A number of alleles display more interesting changes. We first observed that the two alleles in our data with a clear anchor residue in the middle of the motif for 9 mers (HLA-B08:01 and HLA-B37:01) tend to lose this motif with longer peptides (see Fig. 3A, Supplemental Fig. 3A). Publicly available crystal structures of HLA molecules in complex with longer than 9-mer peptides and anchor residues at the second and last positions show that these peptides form a bulge outside of the HLA binding site that can accommodate the additional amino acids, as shown in Fig. 3B. For alleles without anchor residues at middle positions, the presence of the bulge may not dramatically affect the interactions mediated by the anchor residues and has mainly an entropic destabilizing effect. Reversely, in the presence of anchor residues in the middle of the peptide, longer peptides are much more likely to alter their conformation and thus strongly destabilize the interactions mediated by these anchor residues. This observation may explain the loss of binding motifs for longer peptides observed for alleles with anchor residue at position 5.
Influence of peptide length on HLA motifs. (A) Motifs showing anchor residues at middle positions for 9 mers in the HLA peptidomics data. For both alleles the motif is not found for 10 mers in the HLA peptidome data (see Supplemental Fig. 3). (B) Structural view of HLA binding site with peptides of different length: 9 mer (green) from Protein Data Bank: 4U1H (40) and 11 mer (orange) from Protein Data Bank: 3VCL (41). The bulge in middle positions for the longer peptide (orange line) is clearly visible, showing that the position of middle residues is less conserved from a structural point of view. The α2-helix has been truncated for visualization. (C) Length dependence of the preference for arginine at position 3 among the predicted ligands of HLA-B07:02. (D) Absorbance ratios from ELISA between peptides with Q (black) or A (dark gray) and those with R at position 3 at times 0 and 24 h. Error bars represent the SD of three independent experiments. At 24 h, 10-, 11-, and 12-mer peptides with A or Q at position 3 are almost fully dissociated, whereas those with R at position 3 show stable binding. (−) indicates negative control, and (+) indicates positive control.
To explore the generality of the loss of motifs in the presence of anchor residues at middle position in 9-mer peptides, we analyzed all IEDB data.
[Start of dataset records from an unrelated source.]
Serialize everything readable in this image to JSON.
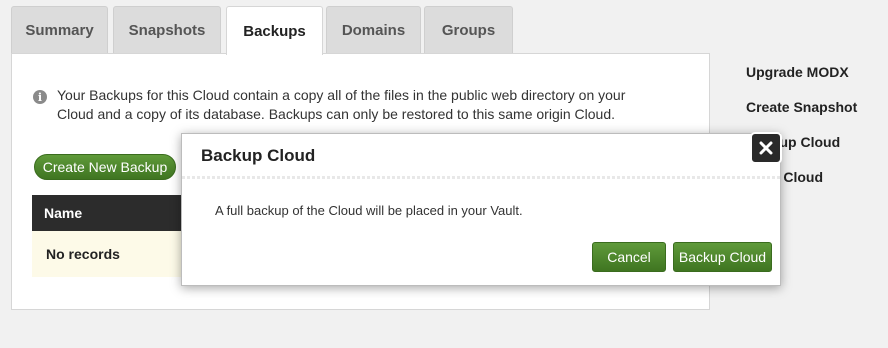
{
  "tabs": [
    {
      "label": "Summary",
      "active": false
    },
    {
      "label": "Snapshots",
      "active": false
    },
    {
      "label": "Backups",
      "active": true
    },
    {
      "label": "Domains",
      "active": false
    },
    {
      "label": "Groups",
      "active": false
    }
  ],
  "info": {
    "icon": "info-icon",
    "text": "Your Backups for this Cloud contain a copy all of the files in the public web directory on your Cloud and a copy of its database. Backups can only be restored to this same origin Cloud."
  },
  "create_button": "Create New Backup",
  "table": {
    "header": "Name",
    "empty_text": "No records"
  },
  "sidebar": {
    "links": [
      "Upgrade MODX",
      "Create Snapshot",
      "Backup Cloud",
      "Vault Cloud"
    ]
  },
  "modal": {
    "title": "Backup Cloud",
    "message": "A full backup of the Cloud will be placed in your Vault.",
    "cancel_label": "Cancel",
    "confirm_label": "Backup Cloud",
    "close_icon": "close-icon"
  },
  "colors": {
    "accent_green": "#4a8529",
    "table_header": "#2c2c2c",
    "row_highlight": "#fdfae8"
  }
}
Seven alleles with enough data to carry out motif analysis (i.e., at least eight ligands) show presence of anchor residues at middle positions (HLA-B08:01/02/03, HLA-B14:02/03, HLA-B37:01, HLA-B73:01) (Supplemental Fig. 3B). Interestingly, for 10-mer peptides, only one allele has at least eight ligands (HLA-B08:01) and the 10-mer motif is clearly distinct from the 9-mer motif (see Supplemental Fig. 3B). For 11 and 12 mers, most of these alleles have no ligands (Supplemental Fig. 3B). Although we cannot exclude that some of these alleles do not have longer ligands simply because none has been tested, these observations are consistent with a model of loss of binding motifs for longer peptides. To validate these predictions, we tested 10-mer peptides with alanine inserted between anchor residues of the HLA-B08:01 motif shown in Fig. 3A (AELKEKYISL, ELKEAKYISL, ELKEKYIASL). As expected, although the 9 mer (ELKEKYISL) shows stable binding, the 10 mers show significantly lower binding affinity (Supplemental Fig. 3C), confirming the loss of the 9-mer binding motif of HLA-B08:01 for longer peptides.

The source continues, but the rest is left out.